Monday, May 19, 2014

Obi-Wan Kenobi, Existential Postmodernist Hero


The other day I was listening to a particularly interesting episode of the Cracked podcast where the participants discussed the possibilities opened up by the new raft of Star Wars films awaiting us.  They argued that instead of doing regular sequels with the old, beloved characters, the Star Wars universe could be opened up with all kinds of films, from early tales of the Jedi to film noir in space.  Since the expanded universe has been expelled from the canon, why not create a new, cinematic expanded universe that moves into daring territory?

In my opinion, it would also be good for filling in plot points unaddressed by the prequels, but which I greatly care about.  Before the prequels came out, I assumed that Obi-Wan Kenobi's arc would be just as important as Annakin Skywalker's; I sort of figured that the three films would play out as a the story of their tangled relationship.  Instead, Skywalker is a little tot when they meet, and their relationship seems rather shallow.  Their lightsaber duel on the lava planet was epic, and Obi-Wan's bitter words for the burned up, defeated Skywalker provided maybe the one moment of true goosebumps in all of the prequels.  However, I had thought that this would come at the end of the second movie, and the third would be an adventure where Obi-Wan had to figure out how to protect the Skywalker twins while living with the horrible guilt of seeing his Jedi friends hunted down and murdered by the very man he had trained.  Instead that whole story is tossed off in about five minutes at the end of the third prequel.  I'd really love to see a Star Wars film about Obi-Wan's struggle to survive the Jedi massacres and come to grips with his own responsibility via his failure to keep Anakin on the right path.

From the earliest days I watched Star Wars flicks, I thought Kenobi was an extremely compelling and complex character.  In many respects he was a broken man, a once great person reduced to being a hermit on an isolated planet.  He obviously carried around a great deal of personal guilt, evident when he admits to Luke that he thought he could train his father as well as Yoda, and was wrong.  (He is still feeling this guilt in the afterlife!)  After all, his failure contributed to the destruction of the Jedi and the Old Republic.  He then had to spend years, alone, thinking about this.  I can't imagine what that does to a man's soul.

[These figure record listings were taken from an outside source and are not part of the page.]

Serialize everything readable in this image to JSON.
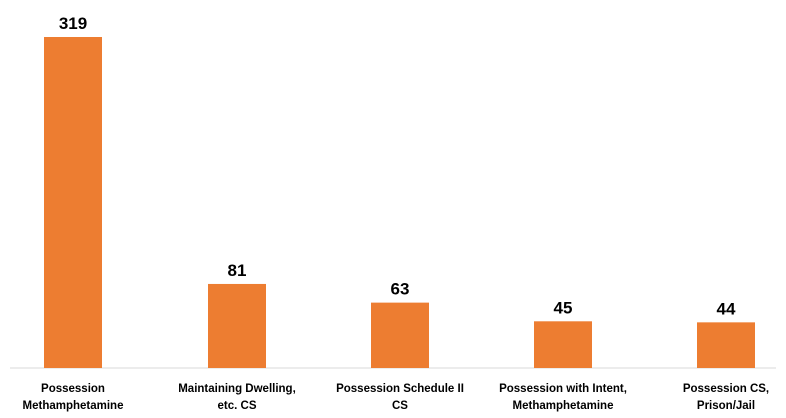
{
  "chart_data": {
    "type": "bar",
    "categories": [
      [
        "Possession",
        "Methamphetamine"
      ],
      [
        "Maintaining Dwelling,",
        "etc. CS"
      ],
      [
        "Possession Schedule II",
        "CS"
      ],
      [
        "Possession with Intent,",
        "Methamphetamine"
      ],
      [
        "Possession CS,",
        "Prison/Jail"
      ]
    ],
    "values": [
      319,
      81,
      63,
      45,
      44
    ],
    "data_labels": [
      "319",
      "81",
      "63",
      "45",
      "44"
    ],
    "title": "",
    "xlabel": "",
    "ylabel": "",
    "ylim": [
      0,
      319
    ],
    "grid": false,
    "legend": "none",
    "bar_color": "#ED7D31",
    "axis_color": "#D9D9D9"
  }
}
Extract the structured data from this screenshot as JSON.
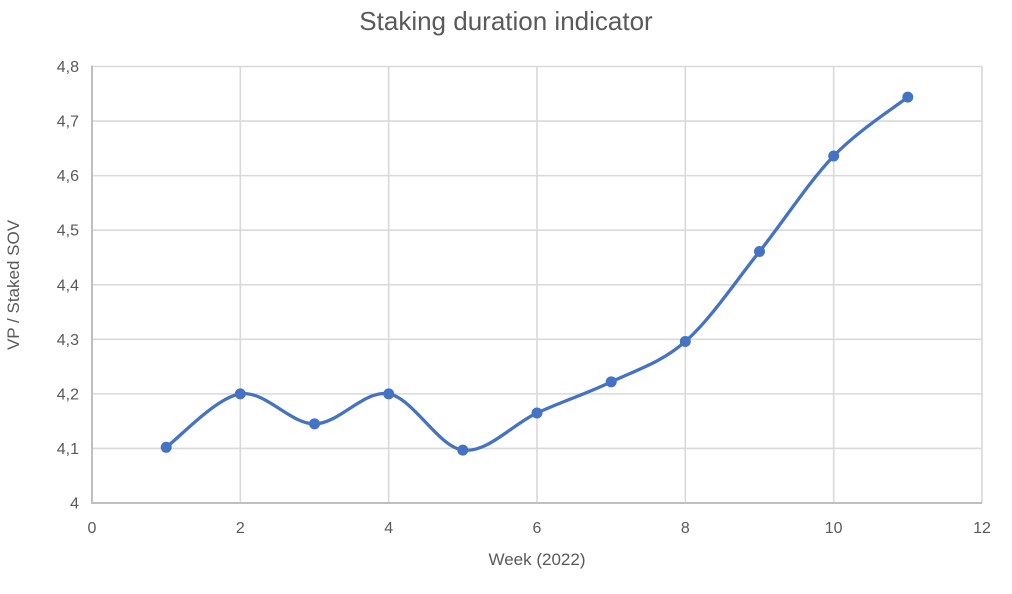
{
  "chart_data": {
    "type": "line",
    "title": "Staking duration indicator",
    "xlabel": "Week (2022)",
    "ylabel": "VP / Staked SOV",
    "x": [
      1,
      2,
      3,
      4,
      5,
      6,
      7,
      8,
      9,
      10,
      11
    ],
    "values": [
      4.102,
      4.2,
      4.145,
      4.2,
      4.097,
      4.165,
      4.222,
      4.296,
      4.461,
      4.636,
      4.744
    ],
    "xlim": [
      0,
      12
    ],
    "ylim": [
      4.0,
      4.8
    ],
    "x_ticks": [
      {
        "value": 0,
        "label": "0"
      },
      {
        "value": 2,
        "label": "2"
      },
      {
        "value": 4,
        "label": "4"
      },
      {
        "value": 6,
        "label": "6"
      },
      {
        "value": 8,
        "label": "8"
      },
      {
        "value": 10,
        "label": "10"
      },
      {
        "value": 12,
        "label": "12"
      }
    ],
    "y_ticks": [
      {
        "value": 4.0,
        "label": "4"
      },
      {
        "value": 4.1,
        "label": "4,1"
      },
      {
        "value": 4.2,
        "label": "4,2"
      },
      {
        "value": 4.3,
        "label": "4,3"
      },
      {
        "value": 4.4,
        "label": "4,4"
      },
      {
        "value": 4.5,
        "label": "4,5"
      },
      {
        "value": 4.6,
        "label": "4,6"
      },
      {
        "value": 4.7,
        "label": "4,7"
      },
      {
        "value": 4.8,
        "label": "4,8"
      }
    ],
    "grid": true,
    "legend": false,
    "smooth": true,
    "marker": "circle",
    "colors": {
      "series": "#4472C4",
      "title_text": "#595959",
      "axis_text": "#595959",
      "gridline": "#D9D9D9",
      "axis_line": "#BFBFBF",
      "background": "#FFFFFF"
    }
  }
}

In the end, however, he redeems himself.  He manages to introduce Luke to the Force before sacrificing himself to save Luke's life.  He guides Luke to Yoda, and gives him the strength to confront the man he now knows is his own father.  For some reason, George Lucas became obsessed with making the Star Wars films into the redemption story of Darth Vader, when it is Obi-Wan who has a much more interesting path to redemption.  He is not some kind of prodigy or chosen one, he is a person who made bad decisions out of good intentions, and has to live with the pain and suffering those decisions have caused.  That's something a lot of us can relate to.

Perhaps it is this experience that makes him a bit of a moral relativist, especially for a supposedly pure Jedi.  For example, he tells Luke that Vader killed his father, and when Luke comes back to Dagobah to confront him, Kenobi tells him that what he had said before was true, "from a certain point of view." He goes further, and explains that "many of the truths that we cling to depend upon our point of view." Kenobi also chides Anakin during their duel, rebuking him by saying "only Sith deal in absolutes."  He has a remarkably postmodern perspective, considering the binary good vs. evil story told in the Star Wars films.  That perspective makes Kenobi much more relatable to us than any of the other Jedi.

What kinds of films about Obi-Wan from the time of Darth Vader's creation until his first meeting with Luke could be made?  How about My Dinner With Yoda, which follows a two-hour philosophical conversation between Kenobi and Yoda in the latter's Dagobah hovel?  Like the characters in My Dinner With Andre, they are on hard times, and are trying to figure out what life is all about.  Or perhaps the film could be Old Ben, a character study where Kenobi is known as the eccentric old man of Anchorhead while hiding his secret past that he must confront.  I know this all sounds silly, but if Disney is going to produce a film in the Star Wars universe every year, why not go for broke?  Why not make something arty?  At the very least, why not feature the character whose damaged soul most resembles our own?